Comment peuvent vivre un homme, un peuple qui ne croient plus en rien ? Qu'est-ce qui les fait continuer ? C'est sans doute cette fatidique absence divine, la disparition de Dieu qu'interrogeait déjà Di Rollo dans Meddik, qui a condamné l'homme à l'errance, et la terre à la sécheresse, et la nature à la tristesse, et l'âme à tenter de saisir un bonheur frelaté dans les paradis délétères de la K. Beckin ou de l'arène ; c'est cette absence qui a provoqué tous ces meurtres, remarquables (et cependant banals dans leur atroce mécanicité) ou absolument insignifiants. Orvil, comme les autres, s'ennuie. Et les jeux stupides qu'il s'invente le distraient. Tuer, oui : pour tuer l'ennui, pour tuer l'absence de sens. Car « il n'y a pas de sens […] juste un but ».
Cette liberté absolue de l'homme en proie à l'absurdité, Orvil tente de s'en convaincre — sans toutefois jamais parvenir à se libérer de la servitude que sa Némésis lui a volontairement choisie. Un but ? Orvil Fisher reste au fond la pitoyable marionnette de Milestone, le sniper. De la même façon, le sniper, machiavélique, tient d'étranges propos au tueur qui veut le liquider, en soulignant que lui seul, Milestone, en épousant la loi d'airain du déterminisme, est parfaitement libre face à des événements comme la vie et la mort où tous les hommes jouent le même pathétique rôle, répètent les mêmes phrases vides de sens, vont jusqu'à reproduire les mêmes gestes de désespoir qui jamais ne les sauveront.

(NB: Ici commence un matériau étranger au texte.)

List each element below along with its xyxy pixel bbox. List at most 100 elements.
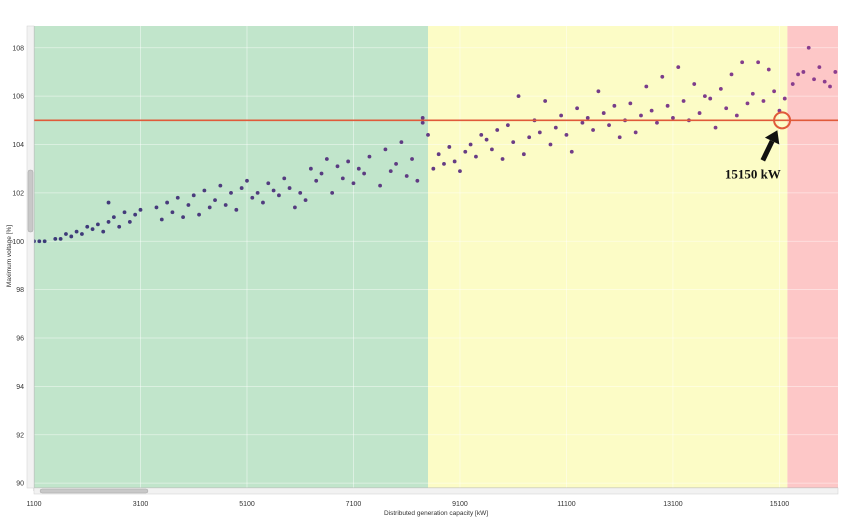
vertical-scrollbar-track[interactable]	[26, 25, 35, 489]
data-point	[74, 229, 79, 234]
y-tick-labels: 90 92 94 96 98 100 102 104 106 108	[12, 45, 24, 487]
data-point	[362, 171, 367, 176]
data-point	[90, 227, 95, 232]
data-point	[761, 99, 766, 103]
data-point	[782, 96, 787, 101]
data-point	[266, 181, 271, 186]
data-point	[245, 178, 249, 183]
data-point	[548, 142, 553, 147]
data-point	[378, 183, 382, 188]
y-tick-label: 104	[12, 142, 24, 149]
horizontal-scrollbar-thumb[interactable]	[39, 488, 149, 494]
data-point	[713, 125, 718, 130]
data-point	[165, 200, 170, 205]
horizontal-scrollbar-track[interactable]	[33, 487, 839, 495]
y-tick-label: 92	[16, 432, 24, 439]
data-point	[817, 65, 822, 70]
data-point	[828, 84, 832, 89]
data-point	[202, 188, 207, 193]
annotation-circle	[773, 111, 792, 130]
data-point	[812, 77, 816, 82]
data-point	[404, 174, 409, 178]
data-point	[388, 169, 393, 174]
data-point	[383, 147, 388, 152]
data-point	[64, 232, 68, 236]
annotation-arrow	[760, 130, 780, 162]
data-point	[69, 234, 74, 239]
data-point	[85, 224, 90, 229]
data-point	[628, 101, 633, 106]
data-point	[356, 166, 361, 171]
data-point	[106, 200, 111, 205]
region-caution	[428, 26, 788, 488]
data-point	[458, 169, 462, 174]
x-axis-title: Distributed generation capacity [kW]	[384, 510, 488, 517]
data-point	[106, 220, 111, 224]
data-point	[756, 60, 761, 65]
data-point	[479, 132, 484, 137]
data-point	[745, 101, 750, 106]
data-point	[303, 198, 308, 203]
data-points	[32, 45, 838, 244]
data-point	[239, 186, 244, 190]
data-point	[543, 99, 548, 103]
data-point	[468, 142, 473, 147]
data-point	[191, 193, 196, 198]
x-tick-label: 3100	[133, 501, 149, 508]
data-point	[681, 99, 686, 103]
data-point	[122, 210, 127, 215]
horizontal-scrollbar[interactable]	[33, 487, 839, 495]
vertical-scrollbar-thumb[interactable]	[27, 169, 34, 233]
data-point	[511, 140, 516, 145]
data-point	[250, 195, 255, 200]
data-point	[175, 195, 180, 200]
data-point	[324, 157, 329, 161]
data-point	[521, 152, 526, 157]
data-point	[796, 72, 800, 77]
data-point	[790, 82, 795, 86]
x-tick-label: 11100	[557, 501, 576, 508]
data-point	[234, 207, 239, 212]
data-point	[298, 191, 303, 195]
data-point	[37, 239, 42, 244]
data-point	[750, 91, 755, 96]
data-point	[53, 236, 58, 241]
data-point	[420, 120, 425, 125]
y-tick-label: 108	[12, 45, 24, 52]
data-point	[431, 166, 436, 171]
data-point	[351, 181, 356, 186]
data-point	[277, 193, 281, 198]
region-bands	[34, 26, 838, 488]
data-point	[697, 111, 702, 115]
data-point	[399, 140, 404, 145]
data-point	[420, 116, 425, 120]
data-point	[734, 113, 739, 118]
data-point	[495, 128, 500, 132]
arrow-head	[764, 130, 780, 145]
data-point	[426, 132, 430, 137]
y-axis-title: Maximum voltage [%]	[6, 225, 13, 287]
y-tick-label: 102	[12, 190, 24, 197]
data-point	[442, 161, 446, 166]
data-point	[255, 191, 260, 195]
data-point	[319, 171, 324, 176]
data-point	[671, 116, 675, 120]
data-point	[772, 89, 777, 94]
arrow-shaft	[760, 139, 775, 162]
data-point	[133, 212, 138, 217]
data-point	[261, 200, 265, 205]
data-point	[463, 149, 468, 154]
data-point	[801, 70, 806, 74]
data-point	[505, 123, 510, 128]
data-point	[596, 89, 601, 94]
vertical-scrollbar[interactable]	[26, 25, 35, 489]
data-point	[612, 103, 617, 108]
data-point	[655, 120, 659, 125]
data-point	[644, 84, 649, 89]
data-point	[80, 232, 84, 236]
y-tick-label: 98	[16, 287, 24, 294]
data-point	[314, 178, 319, 183]
data-point	[500, 157, 505, 161]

Pourtant, pas plus l'un que l'autre n'est libre. Dépourvu de rêves, d'espoirs, de liens, de failles ou de sentiments, (s'ils en possèdent, l'auteur ne les révèle pas), les deux tueurs ne vivent jamais vraiment, ils survivent. Rien ne vient à bout de ces ombres, qui semblent ne plus éprouver de douleur, dont la présence au monde est incertaine. Si bien que leur liberté fausse est battue en brèche par celle, pourtant aussi risiblement contrainte, des taureaux mutants sacrifiés dans l'arène ou des girafes qui, l'espace d'un instant ineffable, remplissent l'existence spectrale d'Orvil.
La vision de ces animaux sauvages, qui traverse toute l'œuvre de Di Rollo, ne laisse pas d'intriguer. Il faut prendre un tel bestiaire comme symbole. Les animaux (donc les symboles) parlent à l'homme, qui ne les comprend pas — ou plus. Par l'arche du roman, Di Rollo semble essayer de sauver quelque chose de l'homme — des signes, des affects, des histoires — face au néant qui menace, face à la défaite de l'intelligence et de la vie. Avez-vous appris au moins quelque chose ? Raconter. Se raconter. C'est pourquoi, ironiquement, le roman se résout à la manière d'une fable, certes tragique. La tragédie humaine selon Di Rollo, ce serait peut-être cela : avoir inventé le bien, le mal ; en avoir perdu la signification ou n'en conserver que quelques traces devenues indéchiffrables.